Crate training is a great tool to use for house training your puppy.
#16 Research Your Pup’s Breed Beforehand
A big mistake that dog owners make is not researching the breed they are considering adding to the family. No one breed is alike, we’ve said this before, they are all different.
Research everything that comes with the breed you’re considering such as size, potential health issues, temperament, speed, agility, energy levels, space needed, literally everything you can about their breed.
It is better to be prepared than having to give the pup away because you didn’t do your research. It isn’t fair to you, your family, or the pup.
If you want to know in detail about each breed, then look at the Wikipedia database for the same.
#17 Car Rides are Not Just for the Veterinarian
Do not make car rides just for a visit to the vet. Take them to other places in the car too, the store, the park, everywhere. If you use a car ride just for the vet, they will associate it with going to the vet.
Always remember to praise and reward them for being good in the car, and they will find it an enjoyable experience instead of a non-enjoyable experience.
#18 Pet Store or Adoption Agency?
Commercially sold pets are often found in poor living conditions. If you choose to buy a pup or pet from a pet store, this means you are rewarding them and allowing them to keep up the bad behavior or conditions.
Adopting from a reputable shelter or breeder is a much better option for several reasons:
- Allows the shelter free space for another unfortunate animal.
- Saving pets life.
- It allows for another pet to get a second chance at life.

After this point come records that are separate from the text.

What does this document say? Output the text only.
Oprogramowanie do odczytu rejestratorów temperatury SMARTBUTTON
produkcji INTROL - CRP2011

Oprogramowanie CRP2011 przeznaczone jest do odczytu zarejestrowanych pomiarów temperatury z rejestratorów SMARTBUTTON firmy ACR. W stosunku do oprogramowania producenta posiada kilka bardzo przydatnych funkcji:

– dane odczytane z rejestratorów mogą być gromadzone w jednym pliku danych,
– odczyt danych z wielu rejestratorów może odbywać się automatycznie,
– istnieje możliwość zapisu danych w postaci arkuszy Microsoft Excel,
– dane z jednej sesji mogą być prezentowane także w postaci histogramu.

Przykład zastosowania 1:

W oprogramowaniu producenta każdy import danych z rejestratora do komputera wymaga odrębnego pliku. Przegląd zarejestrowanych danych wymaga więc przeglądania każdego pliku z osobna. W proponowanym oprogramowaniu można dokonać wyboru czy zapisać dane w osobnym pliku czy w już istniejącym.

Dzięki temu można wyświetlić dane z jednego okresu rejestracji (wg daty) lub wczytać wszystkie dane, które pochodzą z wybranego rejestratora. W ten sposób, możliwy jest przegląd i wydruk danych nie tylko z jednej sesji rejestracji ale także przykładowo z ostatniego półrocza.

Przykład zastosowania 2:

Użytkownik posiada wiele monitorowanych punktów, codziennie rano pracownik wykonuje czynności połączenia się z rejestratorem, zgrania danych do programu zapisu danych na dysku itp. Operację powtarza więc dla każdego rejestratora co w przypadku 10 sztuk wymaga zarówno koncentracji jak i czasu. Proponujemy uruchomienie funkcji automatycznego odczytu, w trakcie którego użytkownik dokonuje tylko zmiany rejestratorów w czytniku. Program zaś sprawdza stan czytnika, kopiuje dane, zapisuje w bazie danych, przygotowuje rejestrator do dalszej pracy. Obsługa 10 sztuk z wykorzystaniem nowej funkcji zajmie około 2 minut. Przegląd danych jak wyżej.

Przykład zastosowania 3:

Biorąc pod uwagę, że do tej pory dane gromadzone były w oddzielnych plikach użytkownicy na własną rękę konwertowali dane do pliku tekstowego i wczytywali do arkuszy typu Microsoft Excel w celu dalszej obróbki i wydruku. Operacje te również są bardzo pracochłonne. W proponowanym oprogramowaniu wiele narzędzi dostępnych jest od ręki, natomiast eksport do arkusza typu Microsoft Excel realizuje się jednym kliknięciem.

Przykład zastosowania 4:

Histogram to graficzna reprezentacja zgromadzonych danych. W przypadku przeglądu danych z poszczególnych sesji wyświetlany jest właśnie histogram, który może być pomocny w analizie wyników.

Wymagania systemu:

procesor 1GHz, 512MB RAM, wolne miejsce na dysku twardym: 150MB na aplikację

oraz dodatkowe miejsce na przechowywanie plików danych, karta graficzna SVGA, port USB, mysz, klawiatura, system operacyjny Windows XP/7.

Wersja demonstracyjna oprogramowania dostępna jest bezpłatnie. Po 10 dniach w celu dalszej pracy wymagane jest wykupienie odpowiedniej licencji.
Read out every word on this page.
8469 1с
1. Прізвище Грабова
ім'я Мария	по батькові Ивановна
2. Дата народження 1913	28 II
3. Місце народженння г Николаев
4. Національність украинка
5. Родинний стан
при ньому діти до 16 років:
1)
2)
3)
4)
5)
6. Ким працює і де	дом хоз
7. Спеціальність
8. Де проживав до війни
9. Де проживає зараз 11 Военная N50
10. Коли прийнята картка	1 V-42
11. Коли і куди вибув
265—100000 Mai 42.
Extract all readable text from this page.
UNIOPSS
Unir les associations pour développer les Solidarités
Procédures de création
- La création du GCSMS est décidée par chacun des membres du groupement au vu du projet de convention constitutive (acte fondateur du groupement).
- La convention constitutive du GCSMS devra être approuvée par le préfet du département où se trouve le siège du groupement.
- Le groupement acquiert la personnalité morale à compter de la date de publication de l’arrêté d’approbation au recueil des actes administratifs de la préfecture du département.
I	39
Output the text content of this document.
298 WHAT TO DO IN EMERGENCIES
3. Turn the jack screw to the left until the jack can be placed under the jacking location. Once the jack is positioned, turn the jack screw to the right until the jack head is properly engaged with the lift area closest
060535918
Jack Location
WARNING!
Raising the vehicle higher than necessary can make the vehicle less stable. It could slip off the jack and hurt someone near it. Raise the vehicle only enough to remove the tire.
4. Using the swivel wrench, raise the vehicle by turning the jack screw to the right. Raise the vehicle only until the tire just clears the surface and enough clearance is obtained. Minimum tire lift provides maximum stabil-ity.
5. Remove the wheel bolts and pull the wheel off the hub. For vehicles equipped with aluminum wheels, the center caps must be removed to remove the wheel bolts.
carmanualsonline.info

- The process is much more in-depth.
- They match pups with owners better.
#19 Give All Dogs a Chance for Adoption
When searching for your new furry member of your family, puppies and adult dogs make wonderful pets. Many people prefer puppies, but also remember that puppies will take more work than an already house trained older dog.
Do not pass one by just because they are not a puppy, older dogs deserve their forever home too.
An unfortunate fact is that pups that are abandoned or given up for adoption are oftentimes between the age of 12 to 18 months old.
Consider your family and home situation also when deciding on a new dog, maybe even a senior dog is more up your alley as they don’t usually require as much maintenance, and are lower in energy.
Leave no stone unturned when searching for your new furry family member. Puppies, young dogs, and adult dogs all deserve the love you and your family can give them.